There were ~800 between the beginning of Islam and the Fall of Constantinople. During those centuries, the Byzantines had been attacked numerous times, by Arabs, Bulgarians, Crusaders and Turks, at least. They were broke because they'd spent so much fighting off these enemies, and had lost important lands, like Egypt.

Now to answer your question, no, I still don't. I'm trying to get my head around it.


A change in the past will affect anything that happens afterward. There very well might not be a Russia in this TL, or it may have been more entwined with the Byzantines, or any number of other things. But a Muscovy still rising to power and considering itself the Third Rome are both highly unlikely.
 
Byzantines

This does not seem very likely. Especially with the large Semitic populations in Syria who did'nt care for Byzantine rule.
 

bard32

Banned
There were ~800 between the beginning of Islam and the Fall of Constantinople. During those centuries, the Byzantines had been attacked numerous times, by Arabs, Bulgarians, Crusaders and Turks, at least. They were broke because they'd spent so much fighting off these enemies, and had lost important lands, like Egypt.




A change in the past will affect anything that happens afterward. There very well might not be a Russia in this TL, or it may have been more entwined with the Byzantines, or any number of other things. But a Muscovy still rising to power and considering itself the Third Rome are both highly unlikely.

Very true. However, it was the Crusaders that ultimately ended it. The Byzantine Empire was always on the verge of collapse. Think of the Byzantine Empire as an elastic, or a balloon. Stretch an elastic too far, and it breaks. Blow up a balloon too big, and it pops. True, Muscovy referring to
itself as the Third Rome, would be highly presumptuous.
 
Very true. However, it was the Crusaders that ultimately ended it. The Byzantine Empire was always on the verge of collapse. Think of the Byzantine Empire as an elastic, or a balloon. Stretch an elastic too far, and it breaks. Blow up a balloon too big, and it pops. True, Muscovy referring to
itself as the Third Rome, would be highly presumptuous.

The Byzantine empire was not always on the verge of collapse. There are many Byzantinophiles who will skin you alive for saying that. Pre-Manzikert the empire could have lasted indefinitely, there was no strong power to challenge it effectively. Even post-Manzikert there was hope for the empire. It was only really dead in the aftermath of 1204.
 
What happens is that the Byzantines grow stronger and turn their greedy eyes towards Islamic regions. Afterwards, the Muslims can no longer ignore the Byzantines.

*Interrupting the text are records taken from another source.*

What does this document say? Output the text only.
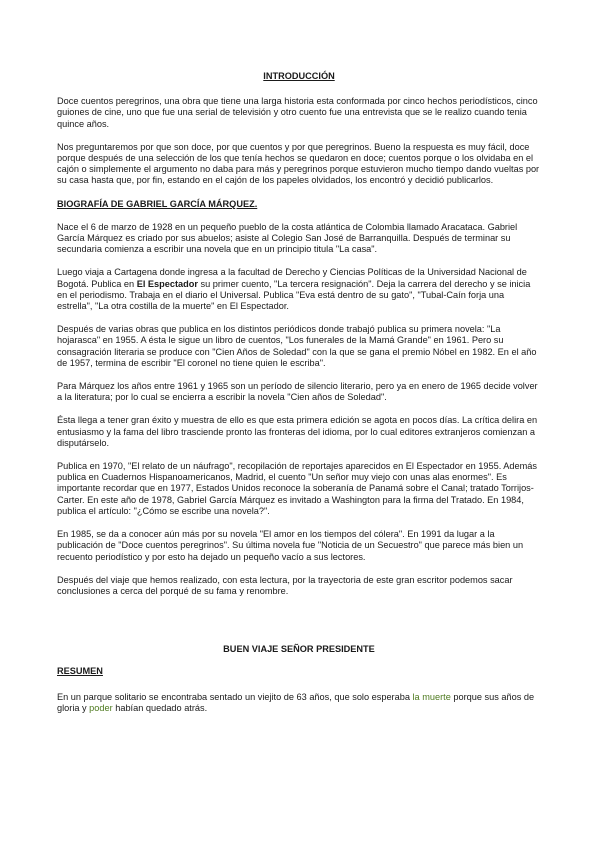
INTRODUCCIÓN

Doce cuentos peregrinos, una obra que tiene una larga historia esta conformada por cinco hechos periodísticos, cinco guiones de cine, uno que fue una serial de televisión y otro cuento fue una entrevista que se le realizo cuando tenia quince años.

Nos preguntaremos por que son doce, por que cuentos y por que peregrinos. Bueno la respuesta es muy fácil, doce porque después de una selección de los que tenía hechos se quedaron en doce; cuentos porque o los olvidaba en el cajón o simplemente el argumento no daba para más y peregrinos porque estuvieron mucho tiempo dando vueltas por su casa hasta que, por fin, estando en el cajón de los papeles olvidados, los encontró y decidió publicarlos.

BIOGRAFÍA DE GABRIEL GARCÍA MÁRQUEZ.

Nace el 6 de marzo de 1928 en un pequeño pueblo de la costa atlántica de Colombia llamado Aracataca. Gabriel García Márquez es criado por sus abuelos; asiste al Colegio San José de Barranquilla. Después de terminar su secundaria comienza a escribir una novela que en un principio titula "La casa".

Luego viaja a Cartagena donde ingresa a la facultad de Derecho y Ciencias Políticas de la Universidad Nacional de Bogotá. Publica en El Espectador su primer cuento, "La tercera resignación". Deja la carrera del derecho y se inicia en el periodismo. Trabaja en el diario el Universal. Publica "Eva está dentro de su gato", "Tubal-Caín forja una estrella", "La otra costilla de la muerte" en El Espectador.

Después de varias obras que publica en los distintos periódicos donde trabajó publica su primera novela: "La hojarasca" en 1955. A ésta le sigue un libro de cuentos, "Los funerales de la Mamá Grande" en 1961. Pero su consagración literaria se produce con "Cien Años de Soledad" con la que se gana el premio Nóbel en 1982. En el año de 1957, termina de escribir "El coronel no tiene quien le escriba".

Para Márquez los años entre 1961 y 1965 son un período de silencio literario, pero ya en enero de 1965 decide volver a la literatura; por lo cual se encierra a escribir la novela "Cien años de Soledad".

Ésta llega a tener gran éxito y muestra de ello es que esta primera edición se agota en pocos días. La crítica delira en entusiasmo y la fama del libro trasciende pronto las fronteras del idioma, por lo cual editores extranjeros comienzan a disputárselo.

Publica en 1970, "El relato de un náufrago", recopilación de reportajes aparecidos en El Espectador en 1955. Además publica en Cuadernos Hispanoamericanos, Madrid, el cuento "Un señor muy viejo con unas alas enormes". Es importante recordar que en 1977, Estados Unidos reconoce la soberanía de Panamá sobre el Canal; tratado Torrijos-Carter. En este año de 1978, Gabriel García Márquez es invitado a Washington para la firma del Tratado. En 1984, publica el artículo: "¿Cómo se escribe una novela?".

En 1985, se da a conocer aún más por su novela "El amor en los tiempos del cólera". En 1991 da lugar a la publicación de "Doce cuentos peregrinos". Su última novela fue "Noticia de un Secuestro" que parece más bien un recuento periodístico y por esto ha dejado un pequeño vacío a sus lectores.

Después del viaje que hemos realizado, con esta lectura, por la trayectoria de este gran escritor podemos sacar conclusiones a cerca del porqué de su fama y renombre.

BUEN VIAJE SEÑOR PRESIDENTE

RESUMEN

En un parque solitario se encontraba sentado un viejito de 63 años, que solo esperaba la muerte porque sus años de gloria y poder habían quedado atrás.
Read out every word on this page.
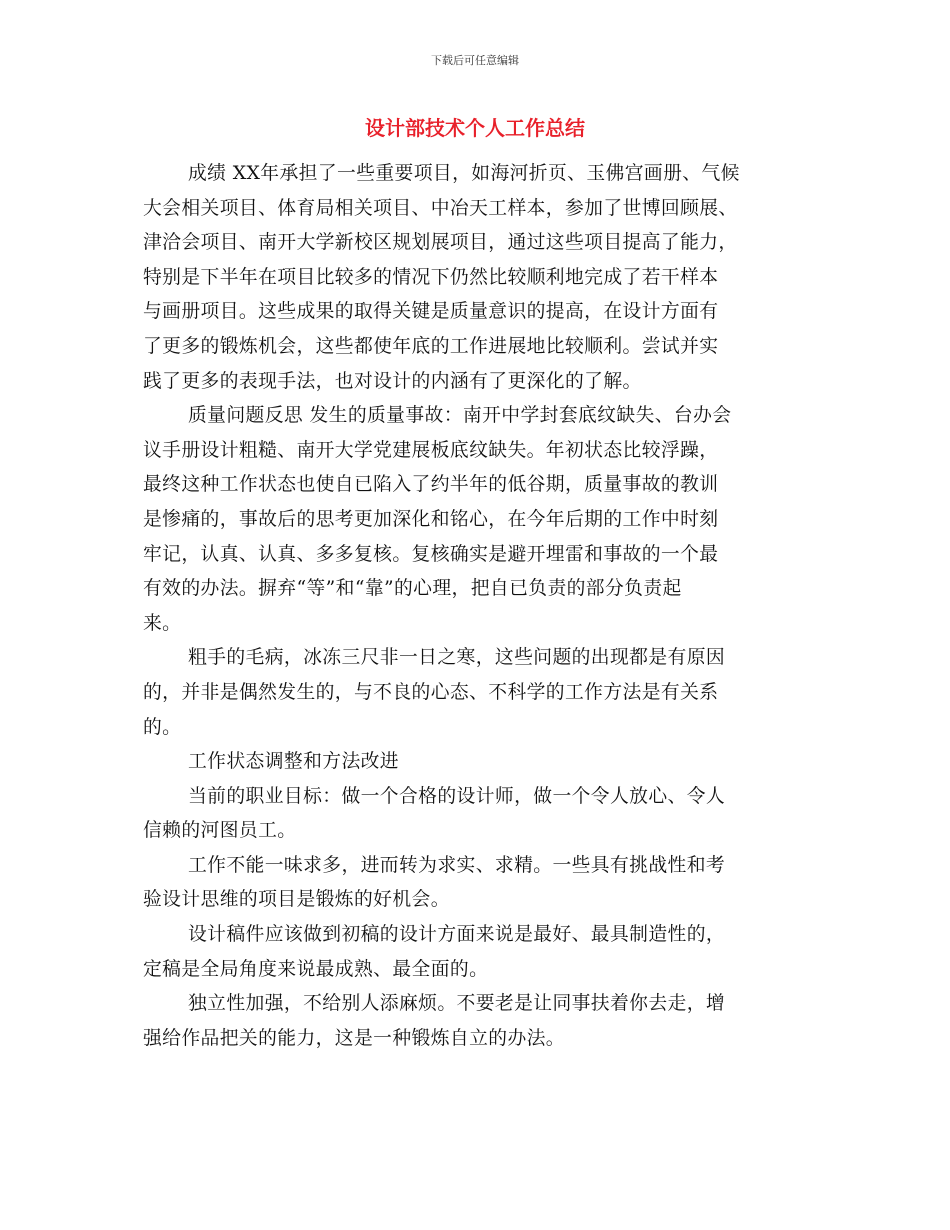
下载后可任意编辑
设计部技术个人工作总结
成绩 XX年承担了一些重要项目，如海河折页、玉佛宫画册、气候
大会相关项目、体育局相关项目、中冶天工样本，参加了世博回顾展、
津洽会项目、南开大学新校区规划展项目，通过这些项目提高了能力，
特别是下半年在项目比较多的情况下仍然比较顺利地完成了若干样本
与画册项目。这些成果的取得关键是质量意识的提高，在设计方面有
了更多的锻炼机会，这些都使年底的工作进展地比较顺利。尝试并实
践了更多的表现手法，也对设计的内涵有了更深化的了解。
质量问题反思 发生的质量事故：南开中学封套底纹缺失、台办会
议手册设计粗糙、南开大学党建展板底纹缺失。年初状态比较浮躁，
最终这种工作状态也使自已陷入了约半年的低谷期，质量事故的教训
是惨痛的，事故后的思考更加深化和铭心，在今年后期的工作中时刻
牢记，认真、认真、多多复核。复核确实是避开埋雷和事故的一个最
有效的办法。摒弃“等”和“靠”的心理，把自已负责的部分负责起
来。
粗手的毛病，冰冻三尺非一日之寒，这些问题的出现都是有原因
的，并非是偶然发生的，与不良的心态、不科学的工作方法是有关系
的。
工作状态调整和方法改进
当前的职业目标：做一个合格的设计师，做一个令人放心、令人
信赖的河图员工。
工作不能一味求多，进而转为求实、求精。一些具有挑战性和考
验设计思维的项目是锻炼的好机会。
设计稿件应该做到初稿的设计方面来说是最好、最具制造性的，
定稿是全局角度来说最成熟、最全面的。
独立性加强，不给别人添麻烦。不要老是让同事扶着你去走，增
强给作品把关的能力，这是一种锻炼自立的办法。
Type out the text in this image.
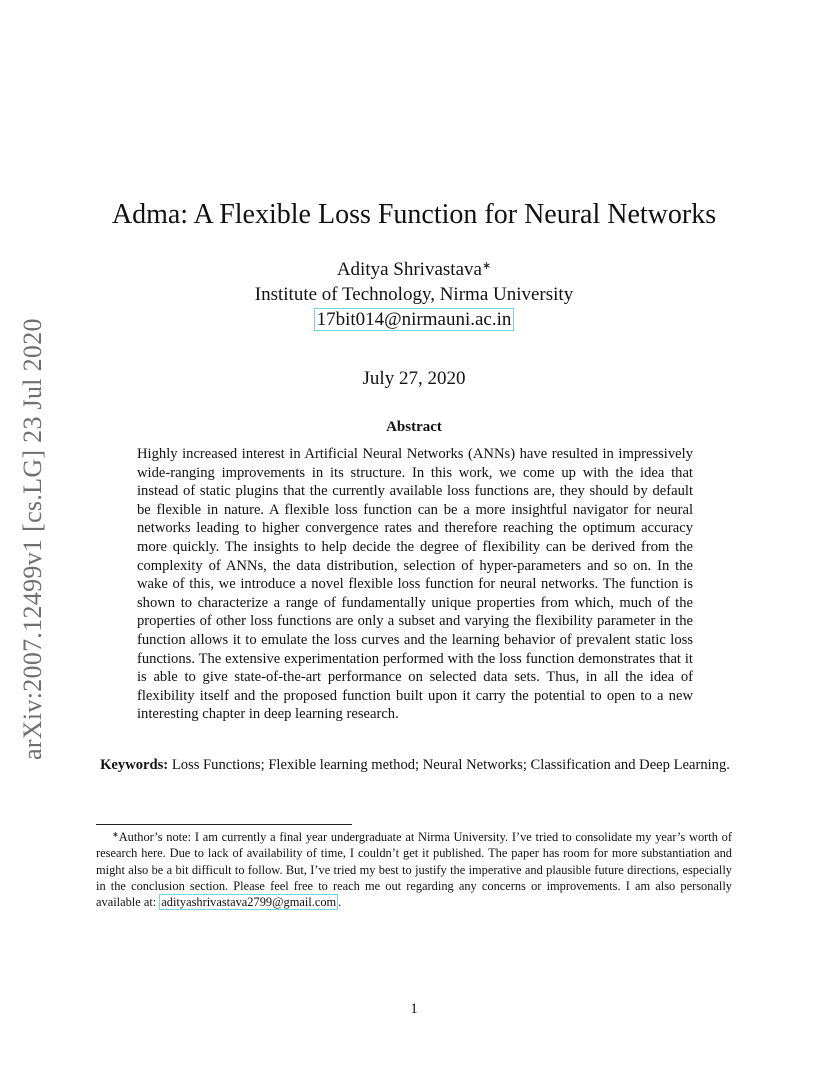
arXiv:2007.12499v1 [cs.LG] 23 Jul 2020
Adma: A Flexible Loss Function for Neural Networks
Aditya Shrivastava∗
Institute of Technology, Nirma University
17bit014@nirmauni.ac.in
July 27, 2020
Abstract
Highly increased interest in Artificial Neural Networks (ANNs) have resulted in impressively wide-ranging improvements in its structure. In this work, we come up with the idea that instead of static plugins that the currently available loss functions are, they should by default be flexible in nature. A flexible loss function can be a more insightful navigator for neural networks leading to higher convergence rates and therefore reaching the optimum accuracy more quickly. The insights to help decide the degree of flexibility can be derived from the complexity of ANNs, the data distribution, selection of hyper-parameters and so on. In the wake of this, we introduce a novel flexible loss function for neural networks. The function is shown to characterize a range of fundamentally unique properties from which, much of the properties of other loss functions are only a subset and varying the flexibility parameter in the function allows it to emulate the loss curves and the learning behavior of prevalent static loss functions. The extensive experimentation performed with the loss function demonstrates that it is able to give state-of-the-art performance on selected data sets. Thus, in all the idea of flexibility itself and the proposed function built upon it carry the potential to open to a new interesting chapter in deep learning research.
Keywords: Loss Functions; Flexible learning method; Neural Networks; Classification and Deep Learning.
∗Author’s note: I am currently a final year undergraduate at Nirma University. I’ve tried to consolidate my year’s worth of research here. Due to lack of availability of time, I couldn’t get it published. The paper has room for more substantiation and might also be a bit difficult to follow. But, I’ve tried my best to justify the imperative and plausible future directions, especially in the conclusion section. Please feel free to reach me out regarding any concerns or improvements. I am also personally available at: adityashrivastava2799@gmail.com .
1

The battle was inevitable.

But the thing is, the campaign in OTL was so sweeping because the Caliphate hadn't consolidated- it was still directing the energies of the first massive expansion.

After the first fifty years or so, however, things settled down a bit and the Caliphate began to act more like an Imperial state than a central revolutionary committee (so to speak). If we delay the invasion of the Levant for 50 or so years, I feel that the Byzantine-Muslim dynamic will pretty much follow the earlier Byzantine-Persian dynamic
 
The Byzantine empire was not always on the verge of collapse. There are many Byzantinophiles who will skin you alive for saying that. Pre-Manzikert the empire could have lasted indefinitely, there was no strong power to challenge it effectively. Even post-Manzikert there was hope for the empire. It was only really dead in the aftermath of 1204.

Yeah... but its arteries were a lot harder than those in Western Europe, or of the Muslim states. Sure, it wasn't dead until after Myriocephalum and the Fourth Crusade, but the fact is that sooner or later it would lose a battle and from the tenth century on every lost battle was a significant disaster for the Byzantines.